Smashing Pumpkins' Bullet With Butterfly Wings on the new trailer for WWI-themed first-person massacre-fest Battlefield 1. Previous trailers for the same game featured Seven Nation Army by the White Stripes (strictly it's a remixed version of the original), which has a similarly ominous bass-driven opening section, although as tediously pointed out here, it's not technically played on a bass guitar at all.

I'm a big fan of Smashing Pumpkins, but I'd be an even bigger fan if their music was mixed differently - in common with most of the songs on the otherwise excellent Siamese Dream, Bullet (which is from the ludicrously ambitious follow-up double album Mellon Collie And The Infinite Sadness) has the guitars too low in the mix compared to Billy Corgan's vocals, for my taste anyway. The guitars should really fizz and roar out at you in the chorus, with the vocals having to make themselves heard over the top, and that doesn't quite happen.

With reference to that earlier list, Bullet With Butterfly Wings could be a starting entry on another, similar list: songs where there's a vocal-only bit (the "the world is a vampire" line) before the backing music kicks in. I daresay there are hundreds of these, so I'm not going to attempt to construct another list, but you can have Accidents Will Happen by Elvis Costello & The Attractions as your second entry if you like.

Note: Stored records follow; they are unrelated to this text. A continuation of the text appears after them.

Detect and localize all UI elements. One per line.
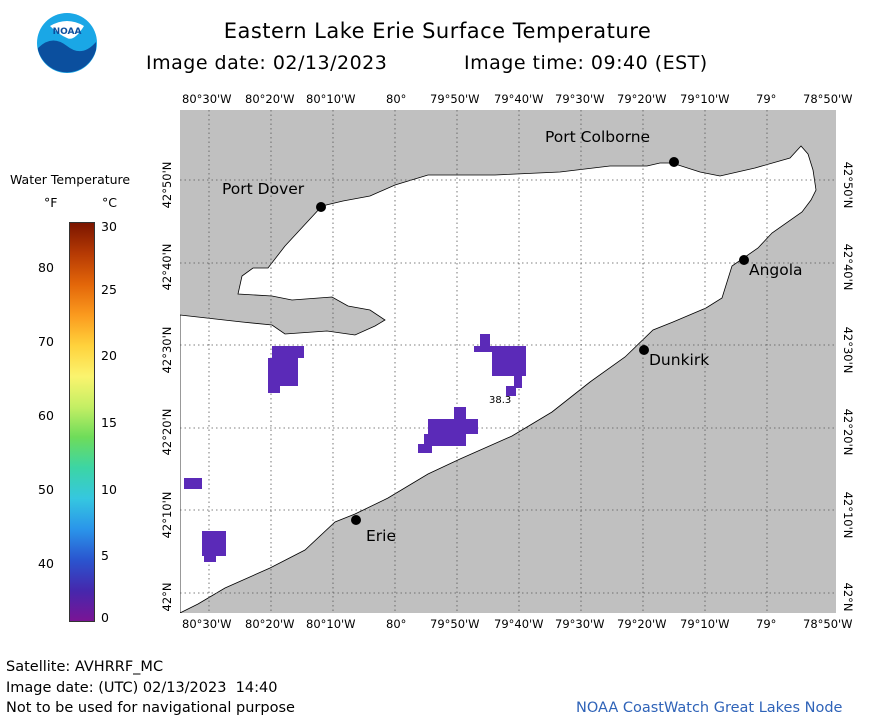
lat-label-left: 42°20'N <box>160 408 174 456</box>
lon-label-top: 79°10'W <box>680 92 730 106</box>
lon-label-top: 78°50'W <box>803 92 853 106</box>
legend-c-tick: 0 <box>101 610 109 625</box>
city-label-erie: Erie <box>366 527 397 545</box>
lat-label-right: 42°10'N <box>841 491 855 539</box>
lon-label-bottom: 79°50'W <box>430 617 480 631</box>
lat-label-right: 42°20'N <box>841 408 855 456</box>
page-title: Eastern Lake Erie Surface Temperature <box>223 19 652 43</box>
lat-label-right: 42°30'N <box>841 326 855 374</box>
legend-unit-c: °C <box>102 195 117 210</box>
lon-label-bottom: 79°20'W <box>617 617 667 631</box>
lon-label-top: 79°30'W <box>555 92 605 106</box>
temperature-value-label: 38.3 <box>489 395 512 406</box>
map-grid <box>180 110 836 613</box>
legend-c-tick: 25 <box>101 282 117 297</box>
lat-label-right: 42°N <box>841 582 855 612</box>
city-markers <box>316 157 749 525</box>
lon-label-bottom: 79° <box>756 617 777 631</box>
lat-label-right: 42°50'N <box>841 161 855 209</box>
lat-label-left: 42°30'N <box>160 326 174 374</box>
noaa-logo-text: NOAA <box>53 27 82 37</box>
legend-c-tick: 5 <box>101 548 109 563</box>
lon-label-top: 80°10'W <box>306 92 356 106</box>
image-time: Image time: 09:40 (EST) <box>464 52 708 74</box>
legend-c-tick: 10 <box>101 482 117 497</box>
legend-colorbar <box>69 222 95 622</box>
lon-label-top: 79° <box>756 92 777 106</box>
lon-label-top: 80° <box>386 92 407 106</box>
legend-f-tick: 50 <box>38 482 54 497</box>
legend-f-tick: 40 <box>38 556 54 571</box>
legend-unit-f: °F <box>44 195 58 210</box>
lon-label-top: 80°30'W <box>182 92 232 106</box>
lat-label-left: 42°40'N <box>160 243 174 291</box>
city-label-angola: Angola <box>749 261 803 279</box>
lat-label-right: 42°40'N <box>841 243 855 291</box>
lat-label-left: 42°50'N <box>160 161 174 209</box>
satellite-info: Satellite: AVHRRF_MC <box>6 659 164 675</box>
noaa-logo: NOAA <box>37 13 97 73</box>
lon-label-top: 79°20'W <box>617 92 667 106</box>
city-label-port-colborne: Port Colborne <box>545 128 651 146</box>
legend-c-tick: 15 <box>101 415 117 430</box>
lon-label-top: 79°40'W <box>494 92 544 106</box>
lon-label-bottom: 80°30'W <box>182 617 232 631</box>
legend-f-tick: 70 <box>38 334 54 349</box>
coastwatch-credit: NOAA CoastWatch Great Lakes Node <box>576 700 843 716</box>
lon-label-bottom: 79°10'W <box>680 617 730 631</box>
lat-label-left: 42°10'N <box>160 491 174 539</box>
legend-f-tick: 80 <box>38 260 54 275</box>
legend-c-tick: 20 <box>101 348 117 363</box>
lon-label-bottom: 79°30'W <box>555 617 605 631</box>
cold-water-patches <box>184 334 526 562</box>
image-date: Image date: 02/13/2023 <box>146 52 388 74</box>
legend-c-tick: 30 <box>101 219 117 234</box>
legend-title: Water Temperature <box>10 172 131 187</box>
utc-image-date: Image date: (UTC) 02/13/2023 14:40 <box>6 680 278 696</box>
city-label-port-dover: Port Dover <box>222 180 305 198</box>
lon-label-top: 79°50'W <box>430 92 480 106</box>
lon-label-bottom: 78°50'W <box>803 617 853 631</box>
legend-f-tick: 60 <box>38 408 54 423</box>
lake-map <box>180 110 836 613</box>
lon-label-bottom: 80°10'W <box>306 617 356 631</box>
lon-label-bottom: 80° <box>386 617 407 631</box>
city-label-dunkirk: Dunkirk <box>649 351 710 369</box>
lon-label-bottom: 79°40'W <box>494 617 544 631</box>
lon-label-top: 80°20'W <box>245 92 295 106</box>
navigation-disclaimer: Not to be used for navigational purpose <box>6 700 295 716</box>
lon-label-bottom: 80°20'W <box>245 617 295 631</box>
lat-label-left: 42°N <box>160 582 174 612</box>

Back to TV adverts for a moment, and with reference to this old post musing on when Appletise turned into Appletiser: at what point did adverts for the myriad labour-saving electronic gizmos manufactured by Braun stop pronouncing it "Brawn" and start pronouncing it "Brown"? You'll remember these excruciating 1980s adverts - don't be distracted by the implication that you might want to curl your hair in the middle of a tennis match, listen instead to the pronunciation of the manufacturer's name. Then compare and contrast with these newer adverts. Weirdly, the new rule doesn't seem to have been applied consistently - this advert which appears to be very new still has the old Anglicised pronunciation.

A couple of the recent adverts opt out of saying the name altogether, or indeed saying anything at all, preferring either to give us some words and pictures over a moody electric piano backing, or just to dispense with the product altogether and give us some artfully-posed soft porn featuring the lovely Jessica Alba. And who could blame them?

It's "Brown" with a UK/US "r" sound, mind you, not "Braun" with the full European back-of-the-throat rasp. I guess there's only so much Anglophone audiences can take; plus, I suppose, the full Germanic bark might have conjured up thoughts of a couple of people who bore the name not so long ago who you might not want associated with your grooming products - unless, I suppose, your marketing guys wanted to imply that, for instance, your depilation products would conduct a MERCILESS SWEEP through your lower limb areas, eliminating everything in their path.